Session unlikely to end debate in Congress over sequestration

NORMAN — Sen. Jim Inhofe, R-Okla., was in Norman on Wednesday, meeting with members of the local business community and voicing his concerns about sequestration and the possible loss of jobs resulting from automatic spending cuts.

When Congress passes appropriations bills in excess of limits previously set down for itself in the annual budget resolution, reductions must be made to avoid an automatic, across-the-board cutback called sequestration. The threat of sequestration currently hangs over the nation, with members of Congress unable or unwilling to agree on the needed cuts.

While some vital programs are protected from sequestration, defense and other cuts will occur on Jan. 2 if something does not change in the current scenario.

Inhofe has joined fellow Republicans in blasting the Obama administration for the possible fallout from sequestration cuts.

“Last week, the Office of Management and Budget provided guidance that said they would cover any potential litigation costs or employee compensation costs that could be brought against contracting companies as a result of their failure to follow the WARN Act,” Inhofe said in a press release Monday.

Inhofe is concerned that employers such as Lockheed Martin could ask for millions in reimbursements from lawsuits resulting from a failure to follow the 60-day notification requirements outlined in WARN.

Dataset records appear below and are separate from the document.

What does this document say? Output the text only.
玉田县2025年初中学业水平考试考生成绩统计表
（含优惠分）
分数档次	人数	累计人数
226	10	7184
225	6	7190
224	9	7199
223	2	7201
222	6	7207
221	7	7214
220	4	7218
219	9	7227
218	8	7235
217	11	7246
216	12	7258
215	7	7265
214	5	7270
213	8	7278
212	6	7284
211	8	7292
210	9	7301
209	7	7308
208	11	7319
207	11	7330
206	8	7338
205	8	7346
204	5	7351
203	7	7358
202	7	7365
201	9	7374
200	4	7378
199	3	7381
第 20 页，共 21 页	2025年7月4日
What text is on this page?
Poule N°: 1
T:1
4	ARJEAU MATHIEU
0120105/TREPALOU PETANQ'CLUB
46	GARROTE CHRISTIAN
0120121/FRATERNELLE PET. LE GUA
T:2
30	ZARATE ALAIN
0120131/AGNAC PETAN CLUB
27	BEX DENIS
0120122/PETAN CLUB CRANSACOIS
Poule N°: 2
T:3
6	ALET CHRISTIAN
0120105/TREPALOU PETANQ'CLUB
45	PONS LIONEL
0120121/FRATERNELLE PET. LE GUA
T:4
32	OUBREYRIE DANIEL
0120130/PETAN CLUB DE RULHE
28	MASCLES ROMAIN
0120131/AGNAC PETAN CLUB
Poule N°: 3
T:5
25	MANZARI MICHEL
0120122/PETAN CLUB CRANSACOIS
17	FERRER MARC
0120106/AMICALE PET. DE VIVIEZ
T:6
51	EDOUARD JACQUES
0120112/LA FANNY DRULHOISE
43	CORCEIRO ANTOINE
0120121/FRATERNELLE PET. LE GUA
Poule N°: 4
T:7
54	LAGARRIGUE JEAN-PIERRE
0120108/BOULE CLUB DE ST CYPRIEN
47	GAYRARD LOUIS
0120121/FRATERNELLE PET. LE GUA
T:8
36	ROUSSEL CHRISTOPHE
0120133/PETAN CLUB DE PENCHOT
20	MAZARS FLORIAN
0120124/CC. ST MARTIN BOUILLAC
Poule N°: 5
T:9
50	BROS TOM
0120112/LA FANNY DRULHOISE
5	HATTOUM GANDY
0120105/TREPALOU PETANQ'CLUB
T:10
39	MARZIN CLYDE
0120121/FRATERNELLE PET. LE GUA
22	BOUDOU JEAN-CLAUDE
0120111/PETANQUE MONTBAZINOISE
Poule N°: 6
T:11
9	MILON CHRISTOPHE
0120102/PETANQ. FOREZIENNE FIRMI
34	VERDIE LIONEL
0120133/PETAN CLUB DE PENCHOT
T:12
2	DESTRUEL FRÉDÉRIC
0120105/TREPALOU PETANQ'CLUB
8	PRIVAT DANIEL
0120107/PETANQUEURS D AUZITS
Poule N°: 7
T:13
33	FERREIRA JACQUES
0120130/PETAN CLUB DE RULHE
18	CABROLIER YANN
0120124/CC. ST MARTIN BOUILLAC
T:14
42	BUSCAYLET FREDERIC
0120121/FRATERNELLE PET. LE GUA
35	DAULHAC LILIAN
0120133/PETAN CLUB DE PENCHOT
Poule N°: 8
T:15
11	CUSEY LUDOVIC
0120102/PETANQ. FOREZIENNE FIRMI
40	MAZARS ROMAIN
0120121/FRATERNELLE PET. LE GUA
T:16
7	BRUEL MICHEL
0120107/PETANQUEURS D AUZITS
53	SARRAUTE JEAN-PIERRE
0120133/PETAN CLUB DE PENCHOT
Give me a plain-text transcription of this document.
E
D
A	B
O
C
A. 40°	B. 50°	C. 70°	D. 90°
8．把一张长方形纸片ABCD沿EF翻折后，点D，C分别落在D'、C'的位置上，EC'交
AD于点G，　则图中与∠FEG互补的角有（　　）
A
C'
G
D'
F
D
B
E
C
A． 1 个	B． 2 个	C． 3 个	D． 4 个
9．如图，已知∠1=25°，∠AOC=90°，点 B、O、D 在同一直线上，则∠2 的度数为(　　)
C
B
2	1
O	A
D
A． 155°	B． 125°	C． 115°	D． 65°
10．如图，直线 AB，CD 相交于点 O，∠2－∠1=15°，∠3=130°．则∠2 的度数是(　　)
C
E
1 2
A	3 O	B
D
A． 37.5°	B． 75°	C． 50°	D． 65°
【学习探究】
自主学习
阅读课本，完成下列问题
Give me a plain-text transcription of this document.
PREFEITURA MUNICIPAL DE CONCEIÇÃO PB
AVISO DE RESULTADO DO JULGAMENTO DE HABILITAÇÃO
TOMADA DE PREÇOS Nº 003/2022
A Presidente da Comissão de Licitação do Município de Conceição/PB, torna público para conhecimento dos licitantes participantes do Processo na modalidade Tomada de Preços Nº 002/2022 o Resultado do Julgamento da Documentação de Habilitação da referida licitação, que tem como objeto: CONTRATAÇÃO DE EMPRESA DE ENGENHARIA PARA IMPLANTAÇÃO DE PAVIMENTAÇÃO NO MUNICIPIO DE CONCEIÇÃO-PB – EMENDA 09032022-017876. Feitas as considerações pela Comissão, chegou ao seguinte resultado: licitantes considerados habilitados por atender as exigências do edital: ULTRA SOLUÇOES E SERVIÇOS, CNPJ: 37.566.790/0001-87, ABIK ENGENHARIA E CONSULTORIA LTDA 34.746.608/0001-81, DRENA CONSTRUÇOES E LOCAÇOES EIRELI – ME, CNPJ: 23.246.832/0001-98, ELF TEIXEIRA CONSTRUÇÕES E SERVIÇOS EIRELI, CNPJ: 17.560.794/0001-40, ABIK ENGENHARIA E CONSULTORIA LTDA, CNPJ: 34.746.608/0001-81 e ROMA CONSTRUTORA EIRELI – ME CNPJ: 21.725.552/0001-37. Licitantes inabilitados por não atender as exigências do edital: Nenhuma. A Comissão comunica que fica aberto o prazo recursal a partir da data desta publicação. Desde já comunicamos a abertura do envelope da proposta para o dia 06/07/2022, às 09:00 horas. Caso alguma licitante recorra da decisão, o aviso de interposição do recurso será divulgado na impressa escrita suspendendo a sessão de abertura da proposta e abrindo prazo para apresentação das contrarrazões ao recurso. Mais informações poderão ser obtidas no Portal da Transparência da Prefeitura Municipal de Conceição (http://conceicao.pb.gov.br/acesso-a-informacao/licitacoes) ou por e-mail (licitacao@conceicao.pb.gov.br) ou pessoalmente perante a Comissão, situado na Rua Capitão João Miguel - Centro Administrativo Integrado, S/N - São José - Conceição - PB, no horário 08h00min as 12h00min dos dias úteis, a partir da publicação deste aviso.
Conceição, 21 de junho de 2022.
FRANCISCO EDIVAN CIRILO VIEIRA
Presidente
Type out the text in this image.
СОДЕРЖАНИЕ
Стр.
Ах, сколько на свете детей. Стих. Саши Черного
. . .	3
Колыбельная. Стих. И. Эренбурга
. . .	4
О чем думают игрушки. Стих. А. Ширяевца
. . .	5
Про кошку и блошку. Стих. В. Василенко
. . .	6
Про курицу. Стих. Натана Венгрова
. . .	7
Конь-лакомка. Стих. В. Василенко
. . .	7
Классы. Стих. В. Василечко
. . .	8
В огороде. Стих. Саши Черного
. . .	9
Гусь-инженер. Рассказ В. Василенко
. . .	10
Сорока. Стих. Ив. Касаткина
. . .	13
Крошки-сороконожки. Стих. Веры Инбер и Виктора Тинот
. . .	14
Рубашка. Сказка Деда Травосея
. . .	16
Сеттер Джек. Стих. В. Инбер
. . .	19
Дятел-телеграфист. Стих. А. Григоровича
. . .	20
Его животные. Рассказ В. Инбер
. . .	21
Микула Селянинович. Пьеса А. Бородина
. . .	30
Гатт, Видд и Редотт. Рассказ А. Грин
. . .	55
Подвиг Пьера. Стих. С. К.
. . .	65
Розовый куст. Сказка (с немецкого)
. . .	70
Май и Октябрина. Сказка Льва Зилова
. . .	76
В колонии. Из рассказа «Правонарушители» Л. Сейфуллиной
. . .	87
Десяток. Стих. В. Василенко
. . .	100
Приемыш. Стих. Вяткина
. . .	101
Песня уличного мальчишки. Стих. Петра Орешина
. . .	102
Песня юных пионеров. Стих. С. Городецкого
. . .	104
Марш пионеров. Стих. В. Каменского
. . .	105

Inhofe further referenced a July report by the Aerospace Industries Association that estimates defense and non-defense sequestration could result in the loss of 2.1 million jobs.

The White House, through the Office of Management and Budget in accordance with the Sequestration Transparency Act of 2012, issued a report Sept. 14 outlining the possible fallout from sequestration.

“In August 2011, bipartisan majorities in both the House and Senate voted for the threat of sequestration as a mechanism to force Congress to act on further deficit reduction,” according to the transparency report. “The specter of harmful across-the-board cuts to defense and non-defense programs was intended to drive both sides to compromise. The sequestration itself was never intended to be implemented.